BIGGEST INFLUENCE: I’ve cooked with a lot of people, including Michael Symon and Michael Peters, but my biggest influences are two local chefs, Clif Wilson and Kathy Peterson, of Moka. Clif Wilson has worked for Michael Peters at Siren Hall for years. I met him at Lulu’s and I met Kathy at Moka. They taught me my work ethic and putting flavors together. They’re both very passionate about what they do. They, especially Clif, opened my eyes to cooking. He taught me how to make ice cream.

BEST PROFESSIONAL MEMORY: Signing the lease on my own restaurant in my hometown.

WORST PROFESSIONAL MEMORY: I was working at Roast. I was at the grill station and we had this big private party. I was supposed to grill 50 ribeyes and I put down 50 NY steaks.
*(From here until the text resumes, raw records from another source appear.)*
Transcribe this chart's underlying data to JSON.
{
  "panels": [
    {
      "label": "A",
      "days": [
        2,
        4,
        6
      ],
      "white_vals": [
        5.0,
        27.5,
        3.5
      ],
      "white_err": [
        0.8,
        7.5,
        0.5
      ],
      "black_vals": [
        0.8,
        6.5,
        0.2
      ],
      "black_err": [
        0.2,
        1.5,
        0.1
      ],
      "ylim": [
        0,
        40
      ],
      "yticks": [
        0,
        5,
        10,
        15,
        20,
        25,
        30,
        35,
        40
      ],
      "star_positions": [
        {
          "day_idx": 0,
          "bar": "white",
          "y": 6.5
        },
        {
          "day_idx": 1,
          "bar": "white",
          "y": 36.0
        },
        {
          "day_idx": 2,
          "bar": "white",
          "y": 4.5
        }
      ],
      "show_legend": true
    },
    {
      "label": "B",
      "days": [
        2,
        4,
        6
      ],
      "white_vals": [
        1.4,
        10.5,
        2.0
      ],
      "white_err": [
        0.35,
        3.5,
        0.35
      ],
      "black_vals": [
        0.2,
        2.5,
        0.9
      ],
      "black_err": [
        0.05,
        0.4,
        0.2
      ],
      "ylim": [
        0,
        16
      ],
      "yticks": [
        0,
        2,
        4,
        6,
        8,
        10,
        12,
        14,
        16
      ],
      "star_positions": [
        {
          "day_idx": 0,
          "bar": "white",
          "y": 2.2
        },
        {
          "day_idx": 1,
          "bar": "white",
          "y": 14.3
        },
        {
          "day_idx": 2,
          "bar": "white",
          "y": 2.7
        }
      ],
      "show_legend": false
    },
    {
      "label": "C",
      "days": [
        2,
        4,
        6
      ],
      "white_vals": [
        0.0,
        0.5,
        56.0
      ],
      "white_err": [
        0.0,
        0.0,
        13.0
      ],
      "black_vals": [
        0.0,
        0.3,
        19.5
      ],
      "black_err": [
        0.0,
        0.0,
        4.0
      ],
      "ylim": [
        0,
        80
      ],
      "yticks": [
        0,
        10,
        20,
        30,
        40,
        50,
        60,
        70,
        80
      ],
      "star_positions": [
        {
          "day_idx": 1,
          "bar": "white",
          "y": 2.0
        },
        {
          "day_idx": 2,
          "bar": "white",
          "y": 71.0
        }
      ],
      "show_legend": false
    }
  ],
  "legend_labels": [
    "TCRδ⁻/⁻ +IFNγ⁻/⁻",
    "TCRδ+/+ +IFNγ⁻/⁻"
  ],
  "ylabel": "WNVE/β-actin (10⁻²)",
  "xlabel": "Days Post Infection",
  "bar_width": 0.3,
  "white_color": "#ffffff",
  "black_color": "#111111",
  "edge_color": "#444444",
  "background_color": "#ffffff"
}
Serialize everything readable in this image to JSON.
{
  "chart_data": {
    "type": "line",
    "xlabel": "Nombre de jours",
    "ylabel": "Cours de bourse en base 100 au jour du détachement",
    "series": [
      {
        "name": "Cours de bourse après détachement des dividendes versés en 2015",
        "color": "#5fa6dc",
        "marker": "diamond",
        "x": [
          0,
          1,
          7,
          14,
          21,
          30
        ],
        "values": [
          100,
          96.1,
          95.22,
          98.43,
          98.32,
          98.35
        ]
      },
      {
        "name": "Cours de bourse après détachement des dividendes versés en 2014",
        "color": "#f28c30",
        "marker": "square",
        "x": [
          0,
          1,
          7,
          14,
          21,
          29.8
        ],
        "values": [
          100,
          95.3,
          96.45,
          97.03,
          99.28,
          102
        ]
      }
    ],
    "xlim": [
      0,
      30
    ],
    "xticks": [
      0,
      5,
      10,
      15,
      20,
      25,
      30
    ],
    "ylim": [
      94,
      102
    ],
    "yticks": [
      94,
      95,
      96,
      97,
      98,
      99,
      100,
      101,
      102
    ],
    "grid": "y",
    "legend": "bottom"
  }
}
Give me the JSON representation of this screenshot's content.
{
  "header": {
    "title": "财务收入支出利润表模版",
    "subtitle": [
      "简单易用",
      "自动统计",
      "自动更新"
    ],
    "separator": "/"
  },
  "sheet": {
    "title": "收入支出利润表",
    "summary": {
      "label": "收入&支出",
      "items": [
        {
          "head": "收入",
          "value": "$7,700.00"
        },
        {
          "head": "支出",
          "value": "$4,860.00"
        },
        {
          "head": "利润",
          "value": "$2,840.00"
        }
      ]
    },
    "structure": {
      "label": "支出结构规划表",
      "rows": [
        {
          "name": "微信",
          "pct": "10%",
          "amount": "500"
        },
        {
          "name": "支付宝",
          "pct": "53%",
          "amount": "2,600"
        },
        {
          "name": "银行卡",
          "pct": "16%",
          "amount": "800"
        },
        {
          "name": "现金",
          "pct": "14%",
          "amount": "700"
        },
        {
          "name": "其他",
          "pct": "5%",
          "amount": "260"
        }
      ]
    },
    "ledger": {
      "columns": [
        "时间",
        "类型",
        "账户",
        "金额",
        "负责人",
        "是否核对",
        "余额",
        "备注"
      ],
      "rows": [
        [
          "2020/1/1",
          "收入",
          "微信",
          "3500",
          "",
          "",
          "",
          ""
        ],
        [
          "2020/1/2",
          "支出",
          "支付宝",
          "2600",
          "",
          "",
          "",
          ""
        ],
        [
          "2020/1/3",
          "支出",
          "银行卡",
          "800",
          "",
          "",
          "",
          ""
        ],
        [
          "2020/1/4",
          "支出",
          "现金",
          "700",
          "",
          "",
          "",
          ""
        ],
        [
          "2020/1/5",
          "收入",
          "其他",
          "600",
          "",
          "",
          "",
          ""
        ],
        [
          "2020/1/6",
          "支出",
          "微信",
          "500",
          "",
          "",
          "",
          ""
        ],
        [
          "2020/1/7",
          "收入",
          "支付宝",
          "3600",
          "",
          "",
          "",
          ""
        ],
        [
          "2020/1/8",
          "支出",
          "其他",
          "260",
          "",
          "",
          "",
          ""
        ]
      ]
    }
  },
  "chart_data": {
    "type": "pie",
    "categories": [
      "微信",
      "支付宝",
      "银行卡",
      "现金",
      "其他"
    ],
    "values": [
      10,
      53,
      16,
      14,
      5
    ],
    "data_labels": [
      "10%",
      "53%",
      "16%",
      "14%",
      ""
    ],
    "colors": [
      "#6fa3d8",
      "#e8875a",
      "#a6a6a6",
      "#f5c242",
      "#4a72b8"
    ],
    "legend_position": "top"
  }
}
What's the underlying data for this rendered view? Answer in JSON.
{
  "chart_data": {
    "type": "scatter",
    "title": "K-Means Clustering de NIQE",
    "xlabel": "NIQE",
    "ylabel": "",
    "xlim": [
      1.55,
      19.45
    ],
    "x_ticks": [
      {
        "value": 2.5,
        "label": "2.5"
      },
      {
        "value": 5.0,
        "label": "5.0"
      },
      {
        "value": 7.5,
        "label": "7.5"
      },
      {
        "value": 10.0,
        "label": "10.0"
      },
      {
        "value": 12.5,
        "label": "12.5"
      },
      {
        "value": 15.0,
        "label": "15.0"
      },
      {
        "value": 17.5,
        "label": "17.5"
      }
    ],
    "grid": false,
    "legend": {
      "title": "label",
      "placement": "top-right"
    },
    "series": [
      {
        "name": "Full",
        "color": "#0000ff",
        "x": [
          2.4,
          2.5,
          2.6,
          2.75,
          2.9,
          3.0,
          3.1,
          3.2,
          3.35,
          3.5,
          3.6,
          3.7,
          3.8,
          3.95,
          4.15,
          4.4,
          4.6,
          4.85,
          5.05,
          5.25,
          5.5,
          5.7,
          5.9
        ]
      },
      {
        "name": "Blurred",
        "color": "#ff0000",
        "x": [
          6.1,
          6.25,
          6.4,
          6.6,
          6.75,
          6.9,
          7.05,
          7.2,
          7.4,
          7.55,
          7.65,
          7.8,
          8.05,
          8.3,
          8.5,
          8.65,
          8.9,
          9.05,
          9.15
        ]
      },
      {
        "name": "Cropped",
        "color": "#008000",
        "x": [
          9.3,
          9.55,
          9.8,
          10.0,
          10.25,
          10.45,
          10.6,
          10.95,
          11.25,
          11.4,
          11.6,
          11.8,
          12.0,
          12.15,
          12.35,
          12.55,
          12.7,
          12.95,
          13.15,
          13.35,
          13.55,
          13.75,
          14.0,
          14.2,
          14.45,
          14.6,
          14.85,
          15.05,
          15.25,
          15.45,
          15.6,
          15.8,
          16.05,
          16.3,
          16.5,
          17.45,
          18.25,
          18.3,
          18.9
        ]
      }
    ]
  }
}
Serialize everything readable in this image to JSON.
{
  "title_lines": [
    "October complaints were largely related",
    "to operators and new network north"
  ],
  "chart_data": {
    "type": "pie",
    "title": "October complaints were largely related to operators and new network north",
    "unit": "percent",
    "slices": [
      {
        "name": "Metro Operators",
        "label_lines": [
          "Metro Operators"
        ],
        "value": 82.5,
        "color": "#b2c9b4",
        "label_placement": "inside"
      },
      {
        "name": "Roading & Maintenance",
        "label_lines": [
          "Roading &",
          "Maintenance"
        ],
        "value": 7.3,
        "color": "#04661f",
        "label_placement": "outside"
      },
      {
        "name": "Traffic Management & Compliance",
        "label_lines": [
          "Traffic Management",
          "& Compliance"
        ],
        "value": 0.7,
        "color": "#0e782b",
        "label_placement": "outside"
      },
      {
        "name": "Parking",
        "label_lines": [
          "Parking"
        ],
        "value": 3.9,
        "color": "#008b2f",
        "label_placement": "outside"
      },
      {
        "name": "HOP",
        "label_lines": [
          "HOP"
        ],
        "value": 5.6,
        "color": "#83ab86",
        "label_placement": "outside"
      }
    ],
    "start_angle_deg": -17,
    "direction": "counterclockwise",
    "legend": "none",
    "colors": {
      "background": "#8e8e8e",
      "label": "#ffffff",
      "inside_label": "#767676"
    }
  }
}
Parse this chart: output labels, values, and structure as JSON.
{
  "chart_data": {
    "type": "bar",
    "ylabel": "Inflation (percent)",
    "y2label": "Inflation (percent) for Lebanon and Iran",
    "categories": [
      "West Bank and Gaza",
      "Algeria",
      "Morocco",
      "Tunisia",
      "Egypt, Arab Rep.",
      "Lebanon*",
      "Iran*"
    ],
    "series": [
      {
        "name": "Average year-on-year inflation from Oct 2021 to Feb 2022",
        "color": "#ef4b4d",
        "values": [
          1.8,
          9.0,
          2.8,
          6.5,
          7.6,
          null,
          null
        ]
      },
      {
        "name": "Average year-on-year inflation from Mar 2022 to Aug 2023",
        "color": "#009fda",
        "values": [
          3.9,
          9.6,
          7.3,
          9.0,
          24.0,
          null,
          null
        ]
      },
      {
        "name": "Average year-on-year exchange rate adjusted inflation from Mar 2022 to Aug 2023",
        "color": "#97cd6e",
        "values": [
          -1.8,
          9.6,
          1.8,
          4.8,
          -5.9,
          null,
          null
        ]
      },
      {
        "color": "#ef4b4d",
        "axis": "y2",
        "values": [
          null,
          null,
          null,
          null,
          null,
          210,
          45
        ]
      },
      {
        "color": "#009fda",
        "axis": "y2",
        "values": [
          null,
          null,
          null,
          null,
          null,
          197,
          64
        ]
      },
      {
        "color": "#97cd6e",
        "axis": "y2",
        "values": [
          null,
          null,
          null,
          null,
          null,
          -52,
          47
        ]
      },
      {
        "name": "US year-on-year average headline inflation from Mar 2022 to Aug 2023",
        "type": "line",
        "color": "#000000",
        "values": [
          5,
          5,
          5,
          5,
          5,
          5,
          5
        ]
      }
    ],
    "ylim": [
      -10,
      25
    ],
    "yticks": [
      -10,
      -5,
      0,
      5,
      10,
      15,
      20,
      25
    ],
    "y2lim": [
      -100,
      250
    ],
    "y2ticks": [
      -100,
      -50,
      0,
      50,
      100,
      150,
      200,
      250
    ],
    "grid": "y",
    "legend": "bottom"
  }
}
The difference was a big chunk of change.

MOST IMPORTANT THING I’VE LEARNED: The most important thing to keep in mind with cooking is you’re always working with the accumulated experiences of other people. Most of the things we do in the kitchen were probably invented by women, mothers in particular, women feeding their families. And you can’t really understand food if you’re not a cosmopolitist. If you really want to be a good cook you have to take the experiences of a very diverse group of people and (absorb) the history of cooking and the history of ingredients. It’s all been done before.